So, how do you feel about agreeing to critique a student paper, at the student’s special request, a day or two before the paper is due? In other words, you’re asked to perform extra work, unpaid, for one student who is eager to maximize a grade but insecure about his or her ability to do the assignment as requested?
Here’s what I have: a very bright and eager student, one who calls herself a “visual learner.” She’s not a kid; this is a woman in her late 20s who undoubtedly feels all those worries and doubts that plague a returning student. But trust me: she’s very smart and once she finds her footing will do well.

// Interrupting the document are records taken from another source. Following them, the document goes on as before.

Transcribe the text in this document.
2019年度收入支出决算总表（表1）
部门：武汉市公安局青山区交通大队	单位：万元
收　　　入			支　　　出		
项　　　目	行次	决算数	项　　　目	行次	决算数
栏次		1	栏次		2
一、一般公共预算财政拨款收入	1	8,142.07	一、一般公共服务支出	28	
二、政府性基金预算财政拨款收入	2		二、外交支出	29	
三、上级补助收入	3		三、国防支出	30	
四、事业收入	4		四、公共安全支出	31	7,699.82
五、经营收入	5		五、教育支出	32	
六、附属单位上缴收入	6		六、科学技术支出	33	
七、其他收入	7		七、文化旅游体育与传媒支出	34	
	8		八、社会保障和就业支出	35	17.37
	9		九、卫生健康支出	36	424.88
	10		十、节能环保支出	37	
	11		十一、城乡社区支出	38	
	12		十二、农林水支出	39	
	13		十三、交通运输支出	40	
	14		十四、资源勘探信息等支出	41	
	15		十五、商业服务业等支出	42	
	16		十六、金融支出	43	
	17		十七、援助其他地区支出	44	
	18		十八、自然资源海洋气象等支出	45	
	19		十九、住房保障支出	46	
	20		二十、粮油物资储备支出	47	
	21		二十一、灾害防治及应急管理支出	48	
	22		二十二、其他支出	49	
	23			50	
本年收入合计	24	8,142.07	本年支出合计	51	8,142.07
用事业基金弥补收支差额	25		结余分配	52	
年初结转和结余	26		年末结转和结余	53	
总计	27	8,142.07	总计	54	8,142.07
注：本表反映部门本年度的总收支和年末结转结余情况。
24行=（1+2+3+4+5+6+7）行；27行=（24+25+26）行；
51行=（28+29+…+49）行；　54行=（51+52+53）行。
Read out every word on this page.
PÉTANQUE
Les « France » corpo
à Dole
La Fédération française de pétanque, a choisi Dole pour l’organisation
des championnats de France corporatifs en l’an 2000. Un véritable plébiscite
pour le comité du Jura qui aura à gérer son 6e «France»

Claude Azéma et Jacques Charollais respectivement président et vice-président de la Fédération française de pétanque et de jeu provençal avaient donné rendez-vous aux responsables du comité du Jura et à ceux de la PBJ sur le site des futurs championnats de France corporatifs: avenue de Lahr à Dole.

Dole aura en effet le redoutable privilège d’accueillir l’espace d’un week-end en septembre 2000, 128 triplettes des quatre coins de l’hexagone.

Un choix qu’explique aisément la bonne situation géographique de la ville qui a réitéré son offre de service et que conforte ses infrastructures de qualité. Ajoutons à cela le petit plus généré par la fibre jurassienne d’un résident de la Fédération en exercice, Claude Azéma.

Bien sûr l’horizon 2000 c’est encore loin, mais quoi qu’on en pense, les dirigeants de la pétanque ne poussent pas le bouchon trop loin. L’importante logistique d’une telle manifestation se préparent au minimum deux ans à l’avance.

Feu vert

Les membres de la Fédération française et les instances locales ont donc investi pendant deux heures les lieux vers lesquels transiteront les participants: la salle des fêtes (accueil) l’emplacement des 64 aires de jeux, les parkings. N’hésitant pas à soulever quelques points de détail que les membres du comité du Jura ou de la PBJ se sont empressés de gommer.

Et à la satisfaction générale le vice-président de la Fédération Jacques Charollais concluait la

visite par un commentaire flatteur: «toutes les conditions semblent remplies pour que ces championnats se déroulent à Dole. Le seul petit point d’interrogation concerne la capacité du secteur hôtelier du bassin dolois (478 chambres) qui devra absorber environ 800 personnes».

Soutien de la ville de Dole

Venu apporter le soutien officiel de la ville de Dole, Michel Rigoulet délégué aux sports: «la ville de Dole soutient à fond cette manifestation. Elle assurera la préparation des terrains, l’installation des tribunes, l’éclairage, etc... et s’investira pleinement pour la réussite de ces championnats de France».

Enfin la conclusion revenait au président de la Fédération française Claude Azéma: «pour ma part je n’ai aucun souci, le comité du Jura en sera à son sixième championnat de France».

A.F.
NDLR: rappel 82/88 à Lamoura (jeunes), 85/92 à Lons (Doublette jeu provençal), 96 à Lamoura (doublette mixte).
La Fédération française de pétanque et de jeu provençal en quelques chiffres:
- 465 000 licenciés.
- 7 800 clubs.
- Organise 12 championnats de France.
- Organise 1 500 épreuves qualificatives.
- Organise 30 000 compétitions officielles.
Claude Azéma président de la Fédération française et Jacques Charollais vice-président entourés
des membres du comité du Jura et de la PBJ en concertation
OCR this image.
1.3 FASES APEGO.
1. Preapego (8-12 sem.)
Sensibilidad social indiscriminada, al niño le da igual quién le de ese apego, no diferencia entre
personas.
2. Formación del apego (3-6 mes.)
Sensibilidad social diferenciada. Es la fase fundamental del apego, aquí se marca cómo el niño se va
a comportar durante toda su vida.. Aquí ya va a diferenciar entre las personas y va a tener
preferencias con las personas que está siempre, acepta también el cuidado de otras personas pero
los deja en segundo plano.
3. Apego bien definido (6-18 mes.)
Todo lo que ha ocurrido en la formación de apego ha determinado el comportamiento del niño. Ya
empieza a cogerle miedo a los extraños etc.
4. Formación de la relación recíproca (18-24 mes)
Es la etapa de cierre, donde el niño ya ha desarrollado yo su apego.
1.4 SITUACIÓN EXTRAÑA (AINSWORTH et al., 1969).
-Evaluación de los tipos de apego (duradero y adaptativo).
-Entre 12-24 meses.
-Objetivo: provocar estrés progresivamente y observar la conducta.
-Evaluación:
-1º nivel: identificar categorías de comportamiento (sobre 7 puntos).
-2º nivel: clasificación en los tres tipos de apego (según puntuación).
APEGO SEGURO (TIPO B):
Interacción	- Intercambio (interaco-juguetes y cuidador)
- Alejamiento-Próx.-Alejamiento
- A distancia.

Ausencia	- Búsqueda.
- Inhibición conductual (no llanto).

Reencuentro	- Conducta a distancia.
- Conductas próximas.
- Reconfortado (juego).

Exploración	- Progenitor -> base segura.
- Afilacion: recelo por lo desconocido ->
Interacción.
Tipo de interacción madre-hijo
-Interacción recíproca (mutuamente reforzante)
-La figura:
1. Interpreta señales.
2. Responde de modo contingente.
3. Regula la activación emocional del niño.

My current pedagogical craze is the “reading response”: to get students to go so far as to read the textbook, I ask them to synopsize the chapter and then to apply some of the knowledge or principles the text presents to one of the chapter’s readings. To do so, they have to pull specific examples out of the reading selections to illustrate the chapter’s high points. This works well to demonstrate a) whether the classmate has read the material at all and b) how well he or she has understood it.
These are very short exercises worth 15 points apiece, and there are plenty of them.
Some classmates don’t quite get the idea of applying their understanding of the textbook lesson to the content of the reading selection, and so they’ll speak in generalities: “Ah, yes, in this essay Mencken demonstrates the uses of ethos, pathos, and logos.” Period. No clue to exactly where these astonishing phenomena occur.
Before I could even return the most recent pile of papers, Ms. Promising (as we’ll call her, because she surely is promising) spotted her score of 10 out of 15 on two of them in the e-gradebook. Alarmed, she e-mailed to ask what on earth she’d done wrong. So I had to dig out her papers (three of them), reread them, reread my comments, and type detailed explanations into a return e-mail.
This, you understand, is time-consuming, and for me, time is money. When I’m not using my time to earn a living, I’m trying to use it to enjoy living. Perhaps I’m unduly jealous of those uses of my time….
Next thing I know, she’s e-mailed back saying she didn’t do a very good job, it was all her fault (awww…), and on Monday would I please read her next set of reading responses and tell her what she needs to do to get As on them.
In class? before class? after class? FOR FREE?
Because that’s what it is: unpaid, FREE extra work.
More to the point, it’s unfair to the other students. If I’m going to give her special one-on-one tutoring, then I have to offer special one-on-one tutoring to ALL the students.
Isn’t that what the writing center’s for?
Well, okay, chances are the writing center is closed over the summer. But peer review would do the job, too.
Am I unreasonable for feeling that critiquing a single student’s paper in advance of the due date, so that she can maximize her scores by five points here and five points there, is a) unfair to the other classmates and b) unfair to me?